Mainframes may seem like dinosaurs at first glance these days, but IBM's big iron is still evolving. The company introduced its first exclusively Linux-based mainframes yesterday under the LinuxOne umbrella. LinuxOne systems are meant to allow businesses to host their Linux infrastructure on IBM's high-performance, high-availability mainframe hardware.
Companies can pick from three distros. Red Hat and SUSE Enterprise Linux flavors have been available for mainframes for some time, and they're already compatible with LinuxOne systems. IT departments can also choose their preferred "runtime, hypervisor, database, analytics and cloud management tools." IBM is partnering with Canonical to bring Ubuntu to its mainframes as a third open-source option.

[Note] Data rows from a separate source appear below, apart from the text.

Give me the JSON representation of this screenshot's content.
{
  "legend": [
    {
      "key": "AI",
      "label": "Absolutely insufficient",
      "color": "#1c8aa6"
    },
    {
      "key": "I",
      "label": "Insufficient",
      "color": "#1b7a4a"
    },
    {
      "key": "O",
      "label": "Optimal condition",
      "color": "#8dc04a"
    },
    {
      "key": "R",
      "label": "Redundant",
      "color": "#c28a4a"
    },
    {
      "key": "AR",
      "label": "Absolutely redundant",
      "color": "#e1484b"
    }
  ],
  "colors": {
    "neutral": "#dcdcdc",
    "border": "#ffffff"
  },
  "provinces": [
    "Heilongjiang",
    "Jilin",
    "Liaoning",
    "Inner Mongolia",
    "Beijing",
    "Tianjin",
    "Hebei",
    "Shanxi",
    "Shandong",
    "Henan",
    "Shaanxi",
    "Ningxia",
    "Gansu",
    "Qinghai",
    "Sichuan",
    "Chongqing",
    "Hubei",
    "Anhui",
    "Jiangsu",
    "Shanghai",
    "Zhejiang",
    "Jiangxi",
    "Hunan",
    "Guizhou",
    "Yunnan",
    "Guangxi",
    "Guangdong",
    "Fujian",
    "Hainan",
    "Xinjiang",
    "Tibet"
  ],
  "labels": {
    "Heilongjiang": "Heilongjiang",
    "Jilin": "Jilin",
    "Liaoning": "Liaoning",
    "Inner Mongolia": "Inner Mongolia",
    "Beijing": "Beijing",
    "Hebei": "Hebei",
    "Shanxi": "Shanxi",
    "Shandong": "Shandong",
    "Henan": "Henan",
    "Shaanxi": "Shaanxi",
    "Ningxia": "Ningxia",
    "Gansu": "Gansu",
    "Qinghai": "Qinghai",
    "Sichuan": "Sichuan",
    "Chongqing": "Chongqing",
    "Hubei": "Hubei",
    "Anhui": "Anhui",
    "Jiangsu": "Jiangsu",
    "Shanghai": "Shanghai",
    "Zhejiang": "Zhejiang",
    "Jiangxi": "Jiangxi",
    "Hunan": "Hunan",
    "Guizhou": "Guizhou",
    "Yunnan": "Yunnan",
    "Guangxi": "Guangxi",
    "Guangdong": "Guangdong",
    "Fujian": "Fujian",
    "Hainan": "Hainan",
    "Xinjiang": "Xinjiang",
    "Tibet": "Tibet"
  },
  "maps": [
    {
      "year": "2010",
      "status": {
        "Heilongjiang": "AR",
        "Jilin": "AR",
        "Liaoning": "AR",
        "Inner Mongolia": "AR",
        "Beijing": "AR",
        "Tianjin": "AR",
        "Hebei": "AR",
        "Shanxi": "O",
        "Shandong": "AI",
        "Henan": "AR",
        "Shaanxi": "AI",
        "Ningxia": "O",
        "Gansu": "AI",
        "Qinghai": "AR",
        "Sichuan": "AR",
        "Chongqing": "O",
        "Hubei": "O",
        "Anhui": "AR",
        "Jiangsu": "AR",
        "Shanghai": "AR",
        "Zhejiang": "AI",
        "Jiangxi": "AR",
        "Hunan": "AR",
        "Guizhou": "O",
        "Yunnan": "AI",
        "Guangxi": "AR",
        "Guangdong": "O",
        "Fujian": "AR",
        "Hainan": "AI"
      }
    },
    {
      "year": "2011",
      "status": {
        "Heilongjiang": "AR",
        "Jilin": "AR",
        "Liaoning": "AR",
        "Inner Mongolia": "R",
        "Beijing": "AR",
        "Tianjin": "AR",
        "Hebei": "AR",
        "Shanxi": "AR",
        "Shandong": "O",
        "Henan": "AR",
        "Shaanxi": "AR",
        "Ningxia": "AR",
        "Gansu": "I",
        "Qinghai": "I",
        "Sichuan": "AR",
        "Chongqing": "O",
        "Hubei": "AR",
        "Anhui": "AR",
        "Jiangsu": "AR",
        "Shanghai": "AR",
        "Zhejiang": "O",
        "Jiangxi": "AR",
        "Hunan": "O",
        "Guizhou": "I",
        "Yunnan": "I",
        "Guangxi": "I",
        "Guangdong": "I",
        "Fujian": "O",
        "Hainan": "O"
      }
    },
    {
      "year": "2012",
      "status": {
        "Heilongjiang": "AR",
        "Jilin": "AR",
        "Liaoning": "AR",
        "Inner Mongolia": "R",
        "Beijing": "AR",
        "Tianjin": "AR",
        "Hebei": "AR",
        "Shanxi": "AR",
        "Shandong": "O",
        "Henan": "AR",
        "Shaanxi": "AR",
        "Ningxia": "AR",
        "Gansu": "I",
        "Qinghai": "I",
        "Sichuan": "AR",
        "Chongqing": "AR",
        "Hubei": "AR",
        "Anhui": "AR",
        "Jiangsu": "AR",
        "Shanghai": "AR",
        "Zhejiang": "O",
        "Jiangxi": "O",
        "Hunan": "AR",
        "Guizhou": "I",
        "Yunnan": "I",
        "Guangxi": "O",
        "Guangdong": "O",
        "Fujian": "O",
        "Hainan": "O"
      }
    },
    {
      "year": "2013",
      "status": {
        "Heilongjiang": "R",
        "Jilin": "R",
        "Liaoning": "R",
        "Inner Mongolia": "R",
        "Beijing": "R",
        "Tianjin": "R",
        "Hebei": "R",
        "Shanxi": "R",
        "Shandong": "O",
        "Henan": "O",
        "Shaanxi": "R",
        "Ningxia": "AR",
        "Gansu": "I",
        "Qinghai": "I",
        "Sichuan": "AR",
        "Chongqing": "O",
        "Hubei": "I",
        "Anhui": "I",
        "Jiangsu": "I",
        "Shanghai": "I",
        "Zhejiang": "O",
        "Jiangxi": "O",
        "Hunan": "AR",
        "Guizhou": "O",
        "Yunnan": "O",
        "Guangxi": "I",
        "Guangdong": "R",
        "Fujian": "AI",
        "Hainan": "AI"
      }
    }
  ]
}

Big Blue has also contributed some of its predictive IT analytics code to the Linux Foundation, which is creating an "Open Mainframe Project" to "advance development and adoption of Linux on the mainframe."
Mainframe hardware doesn't look like a commodity x86 server at all. The LinuxOne Emperor (like emperor penguins, get it?), based on IBM's z13 mainframe, can be configured with up to 32 8-core, 5GHz z13 microprocessors. All that processing power is backed with up to 10TB of memory, and up to 320 lanes of PCI Express expansion. The Emperor can host up to 8,000 virtual machines or "hundreds of thousands" of Docker containers. A smaller LinuxOne Rockhopper is also available for businesses that want to get their toes into the Linux-on-the-mainframe waters without committing to the Emperor.